Re: btrfs as / filesystem in RAID1

From: waxhead <waxhead@dirtcellar.net>
To: "Austin S. Hemmelgarn" <ahferroin7@gmail.com>,
	Stefan K <shadow_7@gmx.net>,
	linux-btrfs@vger.kernel.org
Subject: Re: btrfs as / filesystem in RAID1
Date: Sat, 9 Feb 2019 13:13:44 +0100	[thread overview]
Message-ID: <f67c6a69-4fc8-e33a-543e-9b97adf54438@dirtcellar.net> (raw)
In-Reply-To: <f41063e8-b9b1-f929-7954-8a96e673bd2e@gmail.com>


Austin S. Hemmelgarn wrote:
> On 2019-02-08 13:10, waxhead wrote:
>> Austin S. Hemmelgarn wrote:
>>> On 2019-02-07 13:53, waxhead wrote:
>>>>
>>>>
>>>> Austin S. Hemmelgarn wrote:
>>>
>> So why do BTRFS hurry to mount itself even if devices are missing? and 
>> if BTRFS still can mount , why whould it blindly accept a non-existing 
>> disk to take part of the pool?!
> It doesn't unless you tell it to., and that behavior is exactly what I'm 
> arguing against making the default here.
Understood, but that is not quite what I meant - let me rephrase...
If BTRFS still can't mount, why would it blindly accept a previously 
non-existing disk to take part of the pool?! E.g. if you have "disk" A+B 
and suddenly at one boot B is not there. Now you have only A and one 
would think that A should register that B has been missing. Now on the 
next boot you have AB , in which case B is likely to have diverged from 
A since A has been mounted without B present - so even if both devices 
are present why would btrfs blindly accept that both A+B are good to go 
even if it should be perfectly possible to register in A that B was 
gone.
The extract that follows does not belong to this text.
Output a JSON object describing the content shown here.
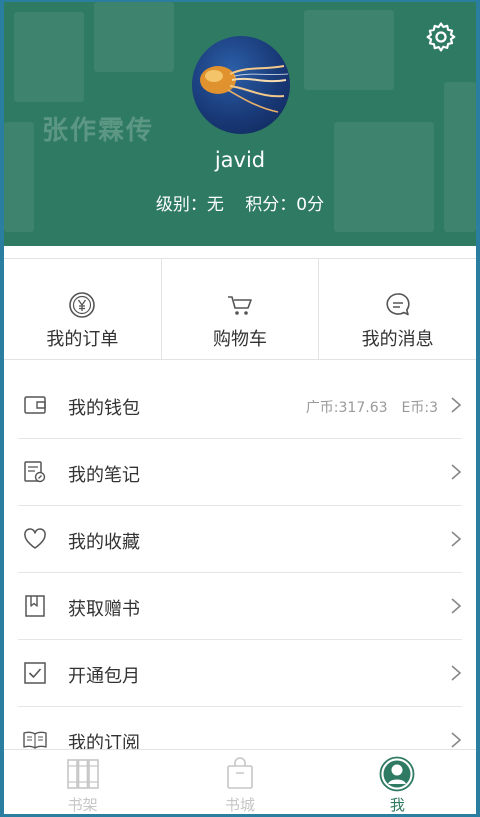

And if you have B without A it should be the same story right?

>>
>>> Realistically, we can only safely recover from divergence correctly 
>>> if we can prove that all devices are true prior states of the current 
>>> highest generation, which is not currently possible to do reliably 
>>> because of how BTRFS operates.
>>>
>> So what you are saying is that the generation number does not 
>> represent a true frozen state of the filesystem at that point?
> It does _only_ for those devices which were present at the time of the 
> commit that incremented it.
> 
So in other words devices that are not present can easily be marked / 
defined as such at a later time?

> As an example (don't do this with any BTRFS volume you care about, it 
> will break it), take a BTRFS volume with two devices configured for 
> raid1.  Mount the volume with only one of the devices present, issue a 
> single write to it, then unmounted it.  Now do the same with only the 
> other device.  Both devices should show the same generation number right 
> now (but it should be one higher than when you started), but the 
> generation number on each device refers to a different volume state.
>>
>>> Also, LVM and MD have the exact same issue, it's just not as 
>>> significant because they re-add and re-sync missing devices 
>>> automatically when they reappear, which makes such split-brain 
>>> scenarios much less likely.
>> Which means marking the entire device as invalid, then re-adding it 
>> from scratch more or less...
> Actually, it doesn't.
> 
> For LVM and MD, they track what regions of the remaining device have 
> changed, and sync only those regions when the missing device comes back.
> 
For MD , if you have the bitmap enabled yes...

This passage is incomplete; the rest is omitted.